RUSSIAN PERSPECTIVE
US permits Ukrainian strikes anywhere beyond conflict front line – Politico
The US has permitted Ukraine to strike targets on Russian territory using American-made weapons anywhere across the front line – not just in the Kharkov Region, Politico has reported.
This doesn’t represent a change to Washington’s policy on the use of US-supplied weapons by Kiev, anonymous sources told the outlet in an article published on Thursday.
In late May, media reported that the administration of President Joe Biden had quietly greenlighted Ukrainian attacks using American weapons inside Russian territory for “counterfire purposes in the Kharkov region.” The ban on long-range strikes deep inside Russia remained unchanged, according to the reports.
In an interview with ABC News earlier this month, Biden clarified that Ukraine could use US-made arms “only in proximity to the border [with Russia] when [Russian weapons] are being used on the other side of the border to attack specific targets in Ukraine.” Washington is “not authorizing strikes 200 miles into Russia and we’re not authorizing strikes on Moscow, on the Kremlin,” he clarified.
Officials who talked to Politico confirmed the statement made by White House National Security Advisor Jake Sullivan earlier this week, in which he said Kiev’s ability to fire US-supplied weapons wasn’t limited to Kharkov Region.
“It extends to anywhere that Russian forces are coming across the border from the Russian side to the Ukrainian side to try to take additional Ukrainian territory,” Sullivan said in an interview with PBS on Tuesday.
Russian forces are now advancing in Kharkov Region, but if they move across the border in some other area, “it would apply there as well,”Sullivan explained. “This is not about geography. It’s about common sense. If Russia is attacking or about to attack from its territory into Ukraine, it only makes sense to allow Ukraine to hit back against the forces that are hitting it from across the border.”
Russia has repeatedly warned against the use of weapons supplied to Kiev by the US and their allies to strike deep inside its territory, arguing that such attacks would amount to direct Western participation in the conflict, as the Ukrainian military is unable to fire foreign long-range systems without assistance from NATO states.
Russian President Vladimir Putin said on Thursday that Moscow would not rule out supplying weapons to other countries, including North Korea, in response to the West providing long-range systems to Ukraine.
WESTERN PERSPECTIVE
Ukrainian drones knock out two substations, Russia-installed officials say
Russian-installed officials said on Friday that Ukrainian drone attacks had put out of action two electricity substations in Enerhodar, the town serving the Russian-occupied Zaporizhzhia nuclear power station and cut power to most of its residents.
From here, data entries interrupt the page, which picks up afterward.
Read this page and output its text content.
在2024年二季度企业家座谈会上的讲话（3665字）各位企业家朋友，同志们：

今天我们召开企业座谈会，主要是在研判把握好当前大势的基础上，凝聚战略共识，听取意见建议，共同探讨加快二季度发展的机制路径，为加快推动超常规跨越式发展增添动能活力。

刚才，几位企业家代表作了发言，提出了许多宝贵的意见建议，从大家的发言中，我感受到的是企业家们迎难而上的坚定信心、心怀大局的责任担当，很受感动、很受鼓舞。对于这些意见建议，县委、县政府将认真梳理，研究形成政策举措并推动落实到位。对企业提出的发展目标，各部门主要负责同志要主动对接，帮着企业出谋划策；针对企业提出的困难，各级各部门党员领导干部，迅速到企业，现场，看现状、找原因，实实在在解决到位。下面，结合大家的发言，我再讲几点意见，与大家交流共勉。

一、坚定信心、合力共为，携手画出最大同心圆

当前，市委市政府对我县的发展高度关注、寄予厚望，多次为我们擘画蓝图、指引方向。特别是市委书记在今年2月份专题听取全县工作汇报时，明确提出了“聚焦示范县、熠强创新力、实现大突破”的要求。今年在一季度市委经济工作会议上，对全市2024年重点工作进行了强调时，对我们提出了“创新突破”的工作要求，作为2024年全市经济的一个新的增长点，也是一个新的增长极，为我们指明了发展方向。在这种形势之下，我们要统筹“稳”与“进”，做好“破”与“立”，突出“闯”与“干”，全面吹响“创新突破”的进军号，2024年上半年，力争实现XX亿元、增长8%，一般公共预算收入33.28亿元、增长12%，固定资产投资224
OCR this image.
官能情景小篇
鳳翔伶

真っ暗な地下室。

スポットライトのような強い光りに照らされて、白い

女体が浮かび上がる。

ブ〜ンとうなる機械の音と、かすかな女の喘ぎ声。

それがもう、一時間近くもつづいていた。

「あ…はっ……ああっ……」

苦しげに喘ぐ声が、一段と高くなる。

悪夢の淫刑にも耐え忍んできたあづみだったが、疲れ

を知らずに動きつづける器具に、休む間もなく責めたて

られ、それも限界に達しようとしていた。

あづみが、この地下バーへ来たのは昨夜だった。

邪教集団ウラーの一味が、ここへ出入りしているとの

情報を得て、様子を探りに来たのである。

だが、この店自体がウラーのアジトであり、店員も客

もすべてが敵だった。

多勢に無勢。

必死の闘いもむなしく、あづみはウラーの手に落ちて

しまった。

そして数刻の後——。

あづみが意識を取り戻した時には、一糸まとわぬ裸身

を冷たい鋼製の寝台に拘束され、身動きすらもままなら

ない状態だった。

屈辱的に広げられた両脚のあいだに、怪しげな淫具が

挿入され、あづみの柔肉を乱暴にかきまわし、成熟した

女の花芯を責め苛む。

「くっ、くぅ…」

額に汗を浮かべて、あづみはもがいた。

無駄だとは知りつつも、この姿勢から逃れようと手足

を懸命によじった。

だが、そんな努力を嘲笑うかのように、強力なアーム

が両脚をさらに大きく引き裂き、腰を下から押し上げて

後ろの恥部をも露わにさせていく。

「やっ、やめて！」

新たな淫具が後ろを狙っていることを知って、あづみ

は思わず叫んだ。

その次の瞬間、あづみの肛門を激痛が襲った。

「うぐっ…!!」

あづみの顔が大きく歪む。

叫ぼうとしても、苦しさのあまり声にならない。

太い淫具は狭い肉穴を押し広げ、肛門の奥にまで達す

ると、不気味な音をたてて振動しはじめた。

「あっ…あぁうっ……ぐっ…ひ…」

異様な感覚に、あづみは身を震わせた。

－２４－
But an official at the occupied Zaporizhzhia station, Europe's largest nuclear plant with six reactors, said it was unaffected by the military action.
Russian troops seized the plant in the early days of the February 2022 invasion and Moscow and Kyiv have since routinely accused each other of endangering safety around it. It produces no electricity at the moment.
Eduard Senovoz, the top official in Enerhodar, wrote on Telegram that the latest attack had damaged the second of two substations supplying the town. The other substation was destroyed on Wednesday, he wrote.
Ukrainian officials have made no comment on the incidents and Reuters could not independently confirm the reports.
Russian news agencies quoted Yevgeny Yashin, director of communications at the Zaporizhzhia station, as saying the latest attack had no effect on the nuclear plant. And he said the substation could be repaired.
"Specialists have gone out to the site to assess the damage," Yashin told RIA news agency. "There is a chance to restore the damaged transformer but it will take time."
Russia launched mass attacks on Ukrainian energy infrastructure in the first winter of the conflict and resumed a long series of attacks in March.
Kyiv says the renewed attacks have knocked out half of Ukraine's energy generating capacity and forced blackouts.
Ukraine has stepped up its use of drones this year to attack Russian oil facilities. Ukrainian drones struck four Russian oil refineries as well as radar stations and other military targets in Russia in the early hours of Friday, Kyiv's military said.